The course content, McCary said, would be tailored to provide students what they need to know to be culturally competent. “We’re in process right now of defining cultural competence and what definition makes sense for us, and then looking at how do we talk about some of the real pressing issues in our nation and in our world within a classroom setting that makes sense to all our students.”
Whitehead said those issues now are spread out in various offerings through BG Perspectives. Though those courses may touch on different aspects, a student could still get through without learning all aspects of cultural competence. That, Whitehouse said, includes a grounding in democracy.
The one required course would address this.
The other courses would continue to be offered.
Rogers noted the BGSU was one of the first institutions in Ohio to have a requirement, and this marks a further development along those lines.
McCary also discussed the recent virtual Day of Dialogue, which attracted about 8,500 participants between Facebook Live and YouTube. The event gave the community a chance to address issues of racial justice that have roiled the nation in the past six months.
The presentations were varied including a session on civic engagement, a session on what resources are in the library’s archives, a conversation between Rogers and Whitehead, and a keynote speech by McKinley Melton that used poetry to drive home the point that “it’s our business to bring about change.”
Betty Montgomery, who chairs the trustees, said she was “blown away by the participation” She continued: “It sounds like you are helping coping in a very difficult time for the minority community, for all of us.” She encouraged McCary to hold another.
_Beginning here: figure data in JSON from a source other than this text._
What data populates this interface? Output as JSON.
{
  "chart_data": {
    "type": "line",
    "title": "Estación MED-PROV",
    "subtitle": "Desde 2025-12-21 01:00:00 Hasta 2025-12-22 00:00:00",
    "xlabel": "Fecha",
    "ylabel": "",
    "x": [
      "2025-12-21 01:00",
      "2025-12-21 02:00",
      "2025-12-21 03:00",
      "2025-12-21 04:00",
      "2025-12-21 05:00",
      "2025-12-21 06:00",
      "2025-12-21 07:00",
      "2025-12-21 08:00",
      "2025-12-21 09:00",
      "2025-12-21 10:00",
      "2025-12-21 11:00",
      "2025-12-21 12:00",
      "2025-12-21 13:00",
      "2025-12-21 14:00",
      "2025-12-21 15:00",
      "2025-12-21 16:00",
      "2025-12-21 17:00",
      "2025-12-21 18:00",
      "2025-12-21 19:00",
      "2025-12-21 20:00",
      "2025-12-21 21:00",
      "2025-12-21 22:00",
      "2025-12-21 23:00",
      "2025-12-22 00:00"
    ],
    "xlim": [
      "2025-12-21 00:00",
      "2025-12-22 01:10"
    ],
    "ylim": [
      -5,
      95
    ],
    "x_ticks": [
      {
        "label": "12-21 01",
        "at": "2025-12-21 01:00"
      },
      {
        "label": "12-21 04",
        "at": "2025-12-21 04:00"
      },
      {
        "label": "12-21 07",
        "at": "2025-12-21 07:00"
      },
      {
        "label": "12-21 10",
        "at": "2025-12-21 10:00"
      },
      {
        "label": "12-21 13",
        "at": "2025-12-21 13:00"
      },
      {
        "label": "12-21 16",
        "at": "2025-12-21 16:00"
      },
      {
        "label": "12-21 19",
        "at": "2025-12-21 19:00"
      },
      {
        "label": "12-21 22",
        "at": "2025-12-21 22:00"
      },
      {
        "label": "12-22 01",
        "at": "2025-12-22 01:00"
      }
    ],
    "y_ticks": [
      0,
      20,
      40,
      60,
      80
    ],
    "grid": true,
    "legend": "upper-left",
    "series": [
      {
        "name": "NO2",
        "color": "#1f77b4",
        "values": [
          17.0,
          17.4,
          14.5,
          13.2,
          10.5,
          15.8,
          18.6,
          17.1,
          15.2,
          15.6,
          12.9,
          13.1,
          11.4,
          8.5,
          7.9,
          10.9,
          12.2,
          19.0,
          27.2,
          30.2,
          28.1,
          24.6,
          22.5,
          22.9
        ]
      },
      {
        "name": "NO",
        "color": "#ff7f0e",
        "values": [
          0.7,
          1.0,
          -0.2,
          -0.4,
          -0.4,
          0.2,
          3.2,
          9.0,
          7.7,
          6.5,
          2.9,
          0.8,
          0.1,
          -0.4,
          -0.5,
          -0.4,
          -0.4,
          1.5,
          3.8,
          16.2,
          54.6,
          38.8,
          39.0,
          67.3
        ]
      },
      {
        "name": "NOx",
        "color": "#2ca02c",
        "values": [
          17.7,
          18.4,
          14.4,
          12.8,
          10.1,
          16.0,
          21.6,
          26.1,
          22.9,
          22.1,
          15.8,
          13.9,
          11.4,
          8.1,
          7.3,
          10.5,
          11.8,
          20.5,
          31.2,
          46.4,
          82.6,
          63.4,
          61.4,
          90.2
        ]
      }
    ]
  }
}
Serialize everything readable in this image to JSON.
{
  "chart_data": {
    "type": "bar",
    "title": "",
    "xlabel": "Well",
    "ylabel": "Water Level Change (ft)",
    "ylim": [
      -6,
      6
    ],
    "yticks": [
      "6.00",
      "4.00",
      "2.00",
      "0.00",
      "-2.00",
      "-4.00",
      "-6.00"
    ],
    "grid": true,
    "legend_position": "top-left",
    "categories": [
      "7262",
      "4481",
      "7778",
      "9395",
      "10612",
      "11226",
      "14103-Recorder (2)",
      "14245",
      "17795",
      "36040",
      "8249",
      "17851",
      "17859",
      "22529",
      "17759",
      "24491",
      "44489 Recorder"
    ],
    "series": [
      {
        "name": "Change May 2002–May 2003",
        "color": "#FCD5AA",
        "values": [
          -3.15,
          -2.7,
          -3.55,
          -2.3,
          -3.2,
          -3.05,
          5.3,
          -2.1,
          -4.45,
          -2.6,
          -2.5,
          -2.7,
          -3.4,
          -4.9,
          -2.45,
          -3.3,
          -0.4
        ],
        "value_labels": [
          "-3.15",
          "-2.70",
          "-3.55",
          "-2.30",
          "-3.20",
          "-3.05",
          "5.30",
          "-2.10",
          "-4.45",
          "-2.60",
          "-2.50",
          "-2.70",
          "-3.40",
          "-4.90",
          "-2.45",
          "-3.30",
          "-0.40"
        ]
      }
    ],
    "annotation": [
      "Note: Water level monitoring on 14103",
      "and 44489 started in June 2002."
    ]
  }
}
Later in the meeting, Pam Conlin, vice president for University Advancement, said that through trustee Ava Harter, BGSU is finalizing an agreement with Owens-Corning and for “a significant seven figure gift” to support scholarships for underrepresented populations in the School of the Built Environment.
Harter, senior vice president, general counsel and secretary at Owens-Corning, said that the company is committed to efforts to address social and racial inequities especially in the areas of affordable housing, education, and developing talent. “There’s no better partner than Bowling Green State University in Northwest Ohio.”